Publications (selection)

  • The Worms Building School in Hesse and its foundations in Germany and Northern Italy . Dissertation Marburg 1925.
  • Bärbel von Ottenheim (= annual gift of the Scientific Institute of the Alsace-Lorraine in the Reich at the University of Frankfurt 1936). Diesterweg, Frankfurt am Main 1936.
  • From the castle of the Counts of Solms-Laubach . Solms-Laubachsche Bucherstube, Laubach
    • Book 1: Portraits of the 16th century in the castle of Laubach . 1955
    • Booklet 2: History of the glassworks in the Laubacher Wald 1956
    • Book 3: Solms Medals from the 16th Century . 1956
    • Booklet 4: Clemens Beutler, a Laubach painter around 1600 . 1956
    • Booklet 5: Porcelain figures in the castle in Laubach . 1957
    • Book 6. The Laubach Library 1957
    • Booklet 7: Johann Valentin and Johann Heinrich Tischbein in Laubach 1958
    • Booklet 8: Anton Wilhelm Tischbein 1958
  • The most beautiful hunting pictures from European collections . Keyser, Munich 1961.
  • The most beautiful equestrian pictures from European collections . Keyser, Heidelberg / Munich 1962.

literature

  • Wolfgang Klötzer (Hrsg.): Frankfurter Biographie . Personal history lexicon . Second volume.
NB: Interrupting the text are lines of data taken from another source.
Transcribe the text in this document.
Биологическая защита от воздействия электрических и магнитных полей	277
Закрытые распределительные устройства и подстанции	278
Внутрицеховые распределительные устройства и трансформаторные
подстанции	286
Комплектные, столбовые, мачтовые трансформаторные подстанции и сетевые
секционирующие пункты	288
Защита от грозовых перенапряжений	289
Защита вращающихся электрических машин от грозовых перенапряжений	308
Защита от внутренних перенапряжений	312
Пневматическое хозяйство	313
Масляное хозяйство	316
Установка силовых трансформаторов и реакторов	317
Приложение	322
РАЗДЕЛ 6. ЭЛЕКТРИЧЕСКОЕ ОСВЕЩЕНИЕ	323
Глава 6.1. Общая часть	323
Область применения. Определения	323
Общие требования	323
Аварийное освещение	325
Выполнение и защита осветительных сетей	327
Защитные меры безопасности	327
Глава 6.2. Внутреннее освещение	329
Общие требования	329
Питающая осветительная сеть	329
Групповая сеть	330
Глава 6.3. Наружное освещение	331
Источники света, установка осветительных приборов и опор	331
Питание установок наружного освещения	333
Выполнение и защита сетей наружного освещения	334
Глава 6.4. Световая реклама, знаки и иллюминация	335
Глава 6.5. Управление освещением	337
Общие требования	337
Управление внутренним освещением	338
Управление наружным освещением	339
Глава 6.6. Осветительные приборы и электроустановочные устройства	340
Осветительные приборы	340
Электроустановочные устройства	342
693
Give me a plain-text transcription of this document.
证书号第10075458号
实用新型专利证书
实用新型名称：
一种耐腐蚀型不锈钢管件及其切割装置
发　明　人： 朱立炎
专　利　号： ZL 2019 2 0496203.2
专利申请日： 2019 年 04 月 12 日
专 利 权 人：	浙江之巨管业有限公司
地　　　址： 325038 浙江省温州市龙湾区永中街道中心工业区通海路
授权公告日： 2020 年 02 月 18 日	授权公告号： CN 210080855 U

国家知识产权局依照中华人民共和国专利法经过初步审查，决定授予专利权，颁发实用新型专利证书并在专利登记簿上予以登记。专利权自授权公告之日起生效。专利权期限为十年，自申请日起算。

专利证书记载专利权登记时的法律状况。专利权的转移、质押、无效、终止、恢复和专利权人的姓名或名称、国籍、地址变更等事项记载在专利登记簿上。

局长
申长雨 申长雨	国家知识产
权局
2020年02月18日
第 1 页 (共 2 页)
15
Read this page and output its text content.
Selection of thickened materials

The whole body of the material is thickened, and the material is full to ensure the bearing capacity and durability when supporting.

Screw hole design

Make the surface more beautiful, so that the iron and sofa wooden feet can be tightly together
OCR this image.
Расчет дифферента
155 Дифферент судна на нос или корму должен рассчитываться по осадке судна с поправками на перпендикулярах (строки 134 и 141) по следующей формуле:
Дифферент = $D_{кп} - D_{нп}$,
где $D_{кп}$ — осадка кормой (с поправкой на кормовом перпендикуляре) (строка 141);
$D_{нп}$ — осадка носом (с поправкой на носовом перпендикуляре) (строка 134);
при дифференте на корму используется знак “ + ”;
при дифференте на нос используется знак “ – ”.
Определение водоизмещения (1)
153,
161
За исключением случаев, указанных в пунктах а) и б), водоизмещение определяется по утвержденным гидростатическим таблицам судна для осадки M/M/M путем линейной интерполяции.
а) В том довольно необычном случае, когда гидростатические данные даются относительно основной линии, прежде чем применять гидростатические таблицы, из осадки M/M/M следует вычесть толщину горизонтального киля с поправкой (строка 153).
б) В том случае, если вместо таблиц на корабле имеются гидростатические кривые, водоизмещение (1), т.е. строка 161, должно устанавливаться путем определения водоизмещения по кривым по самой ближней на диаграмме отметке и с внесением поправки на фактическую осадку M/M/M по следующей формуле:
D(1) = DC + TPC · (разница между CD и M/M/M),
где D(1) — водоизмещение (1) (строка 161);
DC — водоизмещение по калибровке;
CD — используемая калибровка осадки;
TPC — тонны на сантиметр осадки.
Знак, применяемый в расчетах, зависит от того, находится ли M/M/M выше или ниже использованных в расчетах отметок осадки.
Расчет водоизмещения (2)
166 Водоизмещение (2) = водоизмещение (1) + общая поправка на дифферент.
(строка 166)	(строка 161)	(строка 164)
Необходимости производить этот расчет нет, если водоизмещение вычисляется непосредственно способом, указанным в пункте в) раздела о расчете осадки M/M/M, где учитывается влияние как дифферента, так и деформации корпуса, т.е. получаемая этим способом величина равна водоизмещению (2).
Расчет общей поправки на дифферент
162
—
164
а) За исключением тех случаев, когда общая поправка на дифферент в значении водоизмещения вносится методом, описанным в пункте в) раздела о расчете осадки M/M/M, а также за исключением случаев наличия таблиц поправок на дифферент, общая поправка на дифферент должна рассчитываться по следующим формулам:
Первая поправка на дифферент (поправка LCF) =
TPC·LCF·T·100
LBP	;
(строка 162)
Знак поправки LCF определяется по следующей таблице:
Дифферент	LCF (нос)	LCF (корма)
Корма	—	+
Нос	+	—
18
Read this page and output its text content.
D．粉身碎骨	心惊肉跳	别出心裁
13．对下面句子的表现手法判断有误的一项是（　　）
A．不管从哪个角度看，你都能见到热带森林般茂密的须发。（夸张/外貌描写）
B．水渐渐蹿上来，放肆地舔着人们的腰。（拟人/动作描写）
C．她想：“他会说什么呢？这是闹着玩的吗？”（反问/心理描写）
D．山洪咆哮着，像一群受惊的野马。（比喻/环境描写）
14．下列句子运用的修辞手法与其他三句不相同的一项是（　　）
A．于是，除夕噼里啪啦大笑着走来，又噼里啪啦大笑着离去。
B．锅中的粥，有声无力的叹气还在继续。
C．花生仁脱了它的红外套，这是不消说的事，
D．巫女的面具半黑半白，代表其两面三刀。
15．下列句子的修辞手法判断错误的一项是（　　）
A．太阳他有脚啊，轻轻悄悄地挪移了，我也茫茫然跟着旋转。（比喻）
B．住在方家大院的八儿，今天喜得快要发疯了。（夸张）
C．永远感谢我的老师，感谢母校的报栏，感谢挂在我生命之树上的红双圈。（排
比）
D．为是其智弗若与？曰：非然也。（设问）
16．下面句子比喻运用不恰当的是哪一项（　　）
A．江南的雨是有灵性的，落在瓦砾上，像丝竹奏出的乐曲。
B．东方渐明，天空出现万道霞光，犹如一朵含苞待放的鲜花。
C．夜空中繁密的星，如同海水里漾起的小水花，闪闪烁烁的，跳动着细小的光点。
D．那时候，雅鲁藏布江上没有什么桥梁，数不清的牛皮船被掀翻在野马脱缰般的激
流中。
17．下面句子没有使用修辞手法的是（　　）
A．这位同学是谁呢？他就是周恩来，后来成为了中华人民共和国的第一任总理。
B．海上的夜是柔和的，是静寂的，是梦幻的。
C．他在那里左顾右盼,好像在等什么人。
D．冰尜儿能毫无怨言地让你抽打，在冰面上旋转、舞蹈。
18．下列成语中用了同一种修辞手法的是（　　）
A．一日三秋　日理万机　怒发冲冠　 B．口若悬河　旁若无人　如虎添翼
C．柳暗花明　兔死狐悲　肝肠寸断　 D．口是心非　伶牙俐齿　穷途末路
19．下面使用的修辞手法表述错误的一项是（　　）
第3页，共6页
M – Z (= publications of the Frankfurt Historical Commission Volume 19, 2). Waldemar Kramer, Frankfurt am Main 1996, ISBN 3-7829-0459-1 .
  • Ernst Klee : The cultural lexicon for the Third Reich. Who was what before and after 1945 . S. Fischer, Frankfurt am Main 2007, ISBN 978-3-10-039326-5 , p. 576.
  • Definitely to doubtful. Acquired sculptures and their stories 1933–1945 . Liebieghaus Skulpturensammlung, Frankfurt am Main 2017, ISBN 978-3-943215-09-0 , p. 14.

Individual evidence

  1. ^ Ernst Klee: The culture lexicon for the Third Reich. Who was what before and after 1945 . S. Fischer, Frankfurt am Main 2007, ISBN 978-3-10-039326-5 , p. 576.
  2. ^ Karl-Heinz Janßen: Large-scale search for the Amber Room. Die Zeit, November 16, 1984, accessed on October 18, 2017 : “ Such was the picture presented to the German art protection officers: Rittmeister Dr. Ernst Otto Graf zu Solms-Laubach from Frankfurt and his companion, Captain Dr. Georg Poensgen from Berlin. Both were subordinate to the chief of the army museums. In the civil profession they were art historians and worked for the Prussian administration of palaces and gardens. What the Soviets had left behind on their flight was now “secured” by them from destruction and looting: boxes of furniture, china, paintings, chandeliers; Count Solms even had parquet floors removed. But the most precious thing was the wall paneling of the amber room. " ; Birgitta Lamparth: Amber room: The Wiesbaden provenance researcher Ulrike Schmeuert-Rietig researched Count zu Solms-Laubach. In: Wiesbaden Courier. January 13, 2017. Retrieved October 18, 2017 .
  3. ^ Unprinted, excerpt from the yearbook of the philosophical faculty Marburg 1925. I.